Many Nepali officials send Tibetans back to captivity, to satisfy the rulers in Beijing, though often they rob the Tibetans first. Even if the refugees can get to Kathmandu and the care of an official from the U.N. High Commission for Refugees, their problems are not over. “Sometimes the U.N. van, even with a U.N. person there, is stopped. And the Nepali police take everything! These refugees, they have come out with only a carpet, one bag, and they take that, the Nepali police, and send them back.” The same story known around the world, among boat people from Vietnam, and Cubans, even Chinese trying to steal into America; refugees, already the most vulnerable people in the world, are perfect prey for pirates and corrupt officials.

  “So you’re safe only when you get to India?”

  “No. I’m sorry to say this”—he had guessed my Indian heritage—“but the Indian people are not always honest. Sometimes they attack these refugees. They know they are defenseless.”

  “So you’re really only safe when you get to Dharamsala?”

  And here Manuel said nothing at all.

  “When you got there, the man stayed with his daughter?”

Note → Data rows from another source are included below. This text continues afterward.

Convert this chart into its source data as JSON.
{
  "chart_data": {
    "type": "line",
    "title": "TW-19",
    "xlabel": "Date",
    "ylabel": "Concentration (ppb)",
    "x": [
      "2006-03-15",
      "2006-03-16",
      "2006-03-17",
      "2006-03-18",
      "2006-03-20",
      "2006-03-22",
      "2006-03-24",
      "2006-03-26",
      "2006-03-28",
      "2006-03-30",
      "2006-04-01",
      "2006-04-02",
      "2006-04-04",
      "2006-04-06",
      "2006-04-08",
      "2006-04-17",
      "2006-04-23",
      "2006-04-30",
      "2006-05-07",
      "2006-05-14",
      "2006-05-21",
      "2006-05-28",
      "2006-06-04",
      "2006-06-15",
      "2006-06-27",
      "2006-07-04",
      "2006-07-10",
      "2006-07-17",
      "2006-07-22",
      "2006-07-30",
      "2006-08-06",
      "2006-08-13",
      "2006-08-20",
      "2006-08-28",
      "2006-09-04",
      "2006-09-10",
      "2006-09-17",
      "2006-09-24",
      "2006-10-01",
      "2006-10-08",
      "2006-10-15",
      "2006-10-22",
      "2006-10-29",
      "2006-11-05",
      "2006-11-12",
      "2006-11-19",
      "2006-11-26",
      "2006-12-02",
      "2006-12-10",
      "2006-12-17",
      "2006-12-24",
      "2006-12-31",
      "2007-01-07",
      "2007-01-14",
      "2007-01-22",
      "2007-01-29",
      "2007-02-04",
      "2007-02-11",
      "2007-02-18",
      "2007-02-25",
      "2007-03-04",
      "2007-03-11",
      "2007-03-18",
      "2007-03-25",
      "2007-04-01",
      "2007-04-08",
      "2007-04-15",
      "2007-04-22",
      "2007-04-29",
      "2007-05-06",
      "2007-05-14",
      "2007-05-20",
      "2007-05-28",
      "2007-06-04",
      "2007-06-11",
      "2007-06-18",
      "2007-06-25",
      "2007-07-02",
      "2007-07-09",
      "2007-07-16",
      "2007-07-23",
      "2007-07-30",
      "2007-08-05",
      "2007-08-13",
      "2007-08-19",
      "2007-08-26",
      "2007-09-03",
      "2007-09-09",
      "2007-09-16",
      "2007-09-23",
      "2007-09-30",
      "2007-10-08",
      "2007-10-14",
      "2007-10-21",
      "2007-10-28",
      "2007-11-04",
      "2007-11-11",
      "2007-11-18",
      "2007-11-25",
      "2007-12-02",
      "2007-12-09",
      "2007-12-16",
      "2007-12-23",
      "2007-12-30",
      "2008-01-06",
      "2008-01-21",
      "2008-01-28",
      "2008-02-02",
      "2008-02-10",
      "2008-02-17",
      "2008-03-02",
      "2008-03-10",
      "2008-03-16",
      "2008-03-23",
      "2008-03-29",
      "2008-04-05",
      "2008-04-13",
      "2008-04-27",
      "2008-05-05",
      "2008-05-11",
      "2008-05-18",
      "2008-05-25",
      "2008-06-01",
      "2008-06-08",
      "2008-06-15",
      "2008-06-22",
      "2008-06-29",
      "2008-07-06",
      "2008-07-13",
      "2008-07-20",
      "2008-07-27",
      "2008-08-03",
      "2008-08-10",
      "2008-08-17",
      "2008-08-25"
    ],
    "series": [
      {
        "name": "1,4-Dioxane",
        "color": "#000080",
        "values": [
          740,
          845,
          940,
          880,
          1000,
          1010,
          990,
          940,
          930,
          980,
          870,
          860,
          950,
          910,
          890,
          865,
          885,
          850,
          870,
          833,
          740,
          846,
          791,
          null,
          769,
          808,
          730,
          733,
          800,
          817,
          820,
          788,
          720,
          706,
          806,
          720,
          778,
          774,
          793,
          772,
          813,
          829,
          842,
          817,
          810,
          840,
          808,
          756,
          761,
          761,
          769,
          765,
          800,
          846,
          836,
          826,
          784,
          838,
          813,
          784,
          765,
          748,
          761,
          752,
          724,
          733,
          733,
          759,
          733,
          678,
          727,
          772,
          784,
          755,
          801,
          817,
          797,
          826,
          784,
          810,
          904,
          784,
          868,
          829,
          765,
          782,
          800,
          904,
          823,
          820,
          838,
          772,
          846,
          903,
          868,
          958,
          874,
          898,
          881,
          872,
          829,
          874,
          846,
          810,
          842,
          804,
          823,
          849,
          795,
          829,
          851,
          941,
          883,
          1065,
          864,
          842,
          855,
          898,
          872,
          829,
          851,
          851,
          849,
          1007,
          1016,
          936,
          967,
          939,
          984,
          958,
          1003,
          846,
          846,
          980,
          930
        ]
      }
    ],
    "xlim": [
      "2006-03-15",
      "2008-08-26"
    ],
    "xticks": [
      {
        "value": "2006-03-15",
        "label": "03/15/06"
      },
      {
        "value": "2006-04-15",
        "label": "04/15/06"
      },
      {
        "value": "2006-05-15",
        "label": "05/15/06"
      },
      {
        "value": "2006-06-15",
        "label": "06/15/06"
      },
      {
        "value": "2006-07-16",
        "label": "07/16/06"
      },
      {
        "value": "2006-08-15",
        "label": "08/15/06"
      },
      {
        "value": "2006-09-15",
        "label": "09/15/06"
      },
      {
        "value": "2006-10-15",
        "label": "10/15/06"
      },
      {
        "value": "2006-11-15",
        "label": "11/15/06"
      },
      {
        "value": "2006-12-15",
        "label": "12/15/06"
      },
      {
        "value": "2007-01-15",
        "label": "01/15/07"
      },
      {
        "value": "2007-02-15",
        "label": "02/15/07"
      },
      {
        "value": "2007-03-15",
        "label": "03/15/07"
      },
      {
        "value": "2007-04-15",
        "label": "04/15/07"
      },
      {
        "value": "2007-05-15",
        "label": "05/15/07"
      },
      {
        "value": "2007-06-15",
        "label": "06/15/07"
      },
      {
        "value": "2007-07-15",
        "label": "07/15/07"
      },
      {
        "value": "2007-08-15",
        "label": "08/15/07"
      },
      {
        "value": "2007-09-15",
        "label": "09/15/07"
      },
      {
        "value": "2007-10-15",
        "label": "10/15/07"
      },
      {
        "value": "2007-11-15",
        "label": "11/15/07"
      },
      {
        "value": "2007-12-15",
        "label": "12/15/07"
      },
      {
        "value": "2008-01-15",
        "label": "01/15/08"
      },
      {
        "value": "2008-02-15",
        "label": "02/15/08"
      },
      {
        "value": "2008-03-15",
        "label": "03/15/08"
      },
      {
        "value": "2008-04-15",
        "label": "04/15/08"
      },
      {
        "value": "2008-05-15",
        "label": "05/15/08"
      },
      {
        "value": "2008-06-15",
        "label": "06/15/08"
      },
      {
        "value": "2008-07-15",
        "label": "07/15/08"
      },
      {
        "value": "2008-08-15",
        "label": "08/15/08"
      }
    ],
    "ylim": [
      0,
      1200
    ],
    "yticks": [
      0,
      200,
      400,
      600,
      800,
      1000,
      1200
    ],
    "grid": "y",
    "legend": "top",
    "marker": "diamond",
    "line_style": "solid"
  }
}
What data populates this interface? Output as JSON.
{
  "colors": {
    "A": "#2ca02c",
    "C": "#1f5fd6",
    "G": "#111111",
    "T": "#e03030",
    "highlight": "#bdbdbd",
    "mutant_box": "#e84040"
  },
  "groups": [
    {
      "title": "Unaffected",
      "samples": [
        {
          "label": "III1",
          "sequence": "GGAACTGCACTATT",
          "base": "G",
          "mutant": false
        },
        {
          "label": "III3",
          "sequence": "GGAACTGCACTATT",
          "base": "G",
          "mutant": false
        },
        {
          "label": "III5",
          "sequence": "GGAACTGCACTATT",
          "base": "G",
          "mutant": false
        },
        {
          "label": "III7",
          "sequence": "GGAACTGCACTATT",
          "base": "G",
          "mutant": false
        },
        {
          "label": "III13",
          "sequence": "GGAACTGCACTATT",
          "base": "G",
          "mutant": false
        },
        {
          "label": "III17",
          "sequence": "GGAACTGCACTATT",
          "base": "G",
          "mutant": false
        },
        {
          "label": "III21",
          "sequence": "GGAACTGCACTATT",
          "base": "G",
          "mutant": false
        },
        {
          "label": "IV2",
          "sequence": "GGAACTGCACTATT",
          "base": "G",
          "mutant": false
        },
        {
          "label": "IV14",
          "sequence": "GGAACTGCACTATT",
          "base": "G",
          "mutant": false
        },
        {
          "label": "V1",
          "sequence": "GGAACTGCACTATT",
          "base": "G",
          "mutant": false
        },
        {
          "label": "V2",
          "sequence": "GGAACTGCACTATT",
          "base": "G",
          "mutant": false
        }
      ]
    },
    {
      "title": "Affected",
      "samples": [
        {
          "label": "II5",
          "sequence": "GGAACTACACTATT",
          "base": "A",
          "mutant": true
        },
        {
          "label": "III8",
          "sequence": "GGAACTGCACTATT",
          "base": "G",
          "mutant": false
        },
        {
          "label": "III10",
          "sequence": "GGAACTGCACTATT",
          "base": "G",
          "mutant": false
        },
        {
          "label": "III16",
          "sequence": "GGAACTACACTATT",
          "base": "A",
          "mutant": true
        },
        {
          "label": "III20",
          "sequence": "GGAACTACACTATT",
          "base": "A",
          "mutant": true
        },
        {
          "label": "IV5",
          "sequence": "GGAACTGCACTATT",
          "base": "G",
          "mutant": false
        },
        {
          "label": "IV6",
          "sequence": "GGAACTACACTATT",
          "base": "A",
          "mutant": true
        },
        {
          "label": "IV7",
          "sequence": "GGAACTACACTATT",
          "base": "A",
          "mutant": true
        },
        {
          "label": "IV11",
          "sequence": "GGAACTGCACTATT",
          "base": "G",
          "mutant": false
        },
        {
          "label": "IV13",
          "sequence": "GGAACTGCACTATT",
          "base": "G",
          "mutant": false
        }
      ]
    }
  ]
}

  The photographer’s eyes now were red. The father deposited his daughter safely in the Tibetan Children’s Village, he said, confident that she had a new life and home there, and then turned around and made the long, treacherous trip back into Tibet, alone.

  There is a real excitement, inevitably, in walking through a community that has been devised by a single man, and that man not a Castro or Disney or Kim Il Sung but a philosopher and a monk: you feel that an experiment is being conducted on behalf of one of the fastest-growing nations in the world—the land of the deracinated (since by some counts there are now one hundred million refugees in the world, part of a tribe that is twice as populous as Australia and Canada combined). There is a quickening sense—a Buddhist sense, perhaps—of things (at least in theory) being always in movement, everything becoming a work in progress; I return after two years away and find that nearly all the restaurants in the area have stopped serving beer—in deference to classical Buddhist disapproval of intoxicants—and experts are now being brought in from Sweden to help with the epidemic of wild dogs running around.